Twenty-seven officers and 72 enlisted personnel, equipped with five HH-65C Dolphin helicopters maintain a 24-hour Search and Rescue (SAR) and Law Enforcement (LE) alert. The HH-65 Dolphins are sophisticated SAR helicopters, fully IFR capable. Detroit averages over 320 SAR/LE missions annually that save an average of more than thirty lives and provide assistance to over two hundred others. Air Station Detroit has received two Coast Guard Meritorious Unit Commendations

In addition to SAR and LE missions, Air Station Detroit conducts flights in support of domestic icebreaking operations, Marine Environmental Protection or MEP, and mission support for over two hundred local, state, and federal agencies. The most visible of these missions include response to flooding on the Mississippi and Ohio Rivers. Ship-board deployments combating illegal drug/migrant activities in the Florida Straits and Windward Pass and crew augmentation for the Rotary Wing Air Intercept Missions charged with airspace security of the National Capital Region and a variety of other high profile security events are also part of Air Station Detroit’s responsibilities.

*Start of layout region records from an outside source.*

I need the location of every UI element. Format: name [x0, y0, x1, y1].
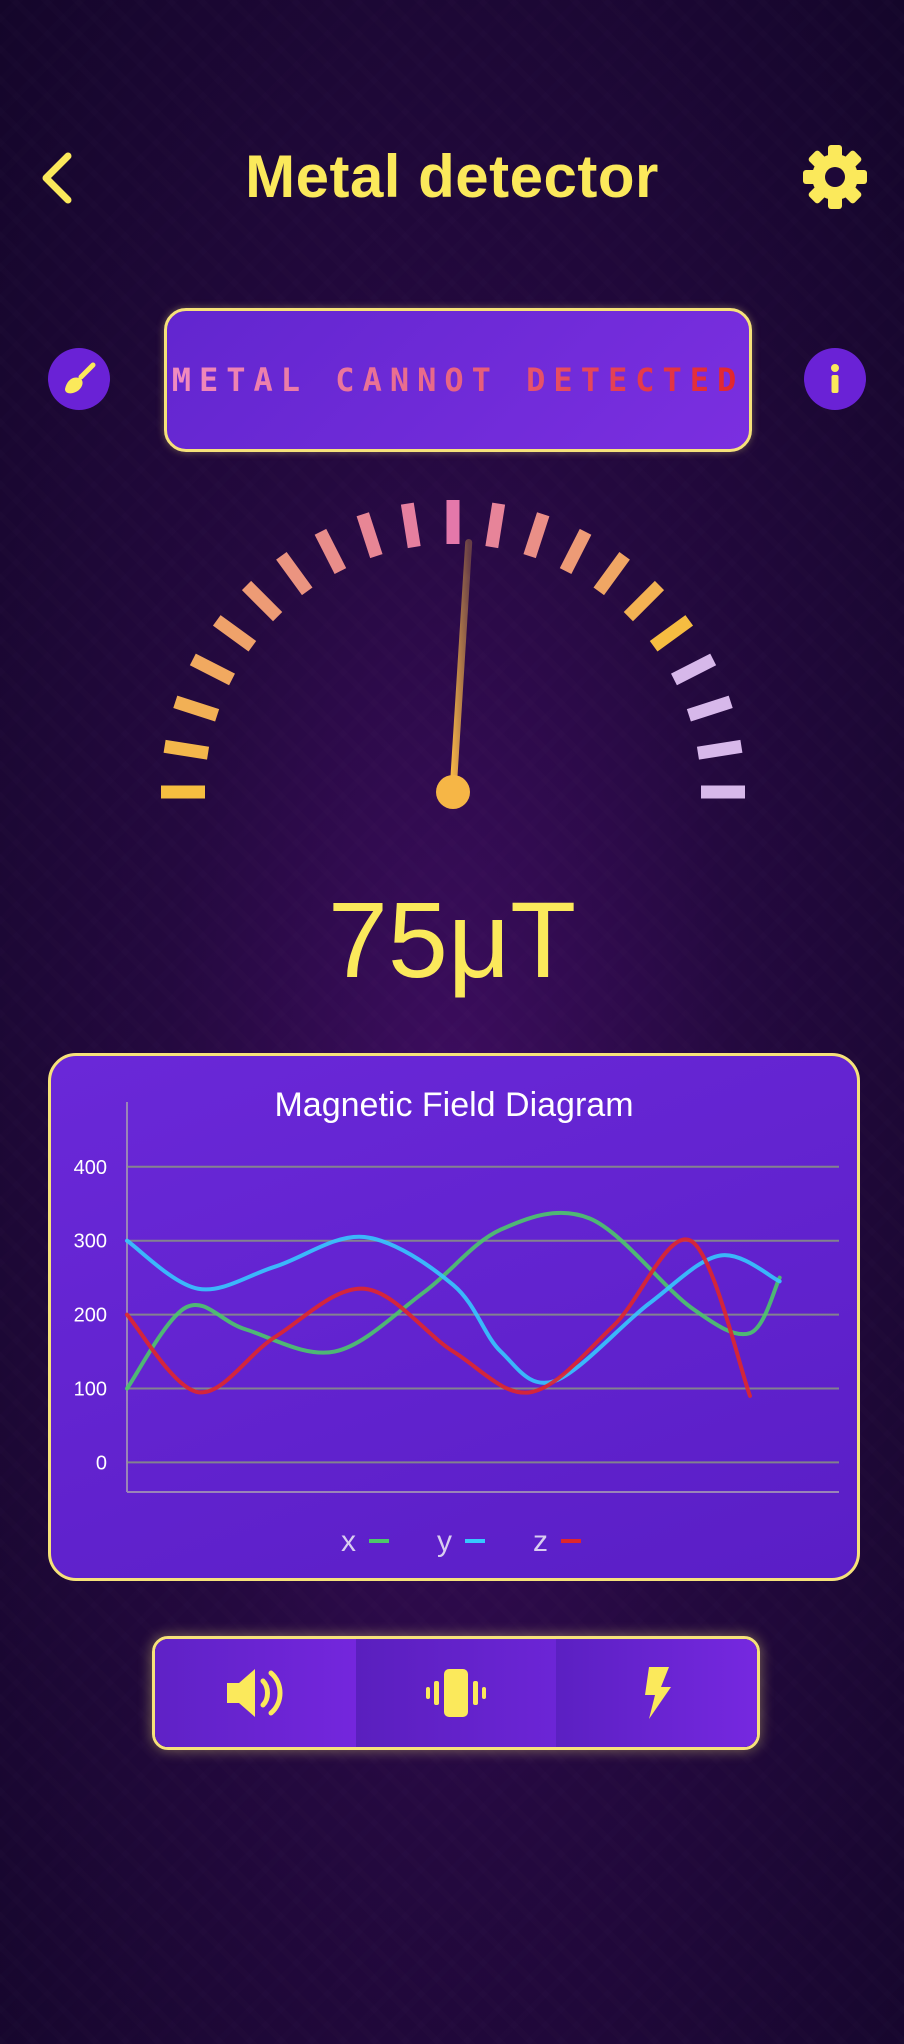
feedback-controls — [152, 1636, 760, 1750]
legend-label-y: y — [437, 1525, 452, 1558]
gauge-tick — [212, 615, 257, 652]
y-tick-label: 400 — [74, 1157, 107, 1179]
field-reading: 75μT — [327, 879, 577, 1000]
gauge-tick — [189, 653, 235, 686]
gauge-tick — [671, 653, 717, 686]
y-tick-label: 300 — [74, 1231, 107, 1253]
y-tick-label: 100 — [74, 1379, 107, 1401]
gauge-tick — [696, 739, 743, 760]
gauge-tick — [523, 512, 550, 559]
top-bar: Metal detector — [0, 120, 904, 240]
page-title: Metal detector — [245, 143, 659, 210]
gauge-tick — [163, 739, 210, 760]
legend-label-x: x — [341, 1525, 356, 1558]
gauge-tick — [593, 551, 630, 596]
gauge — [161, 500, 745, 809]
flash-toggle[interactable] — [556, 1639, 757, 1747]
gauge-tick — [276, 551, 313, 596]
y-tick-label: 0 — [96, 1452, 107, 1474]
info-button[interactable] — [804, 348, 866, 410]
gauge-needle — [449, 538, 473, 796]
gauge-tick — [173, 695, 220, 722]
detection-status-text: METAL CANNOT DETECTED — [171, 361, 745, 399]
detection-status-box: METAL CANNOT DETECTED — [164, 308, 752, 452]
gauge-tick — [649, 615, 694, 652]
brush-icon — [65, 362, 96, 394]
info-icon — [831, 364, 839, 393]
y-tick-label: 200 — [74, 1305, 107, 1327]
vibrate-icon — [426, 1669, 486, 1717]
gauge-tick — [356, 512, 383, 559]
settings-button[interactable] — [802, 144, 868, 210]
gauge-tick — [400, 502, 421, 549]
gauge-pivot — [436, 775, 470, 809]
gauge-tick — [314, 528, 347, 574]
gauge-tick — [241, 580, 283, 622]
chart-plot: 0 100 200 300 400 x y z — [74, 1102, 839, 1558]
gauge-tick — [686, 695, 733, 722]
clean-button[interactable] — [48, 348, 110, 410]
vibrate-toggle[interactable] — [355, 1639, 557, 1747]
gauge-tick — [485, 502, 506, 549]
sound-toggle[interactable] — [155, 1639, 356, 1747]
gear-icon — [803, 145, 867, 209]
gauge-tick — [559, 528, 592, 574]
gauge-tick — [623, 580, 665, 622]
series-line-y — [125, 1234, 782, 1385]
magnetic-field-chart: Magnetic Field Diagram 0 100 200 300 400 xyz — [48, 1053, 860, 1581]
flash-icon — [644, 1667, 671, 1719]
legend-label-z: z — [533, 1525, 548, 1558]
speaker-icon — [227, 1669, 283, 1717]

Shipboard operations are self deployments using a Detroit helicopter. The deployment is via Miami where TACON is then shifted to a cutter. The deployment may be entirely on the cutter or in combination with land based facilities.  The National Capital Region deployment is a 16 day TAD assignment, crew only, to supplement the Rotary Wing Intercept operations out of Reagan Airport serving Washington DC.

The unit’s multi-mission capability plays a crucial role in public safety, navigability of waterways, pollution prevention, and compliance with Federal laws, and exemplifies the Coast Guard’s motto: “Semper Paratus” (Always Ready). Flying approximately 3200 hours annually, the station aircrews have enabled the unit to amass an unprecedented record of over 60,000 accident-free flight hours.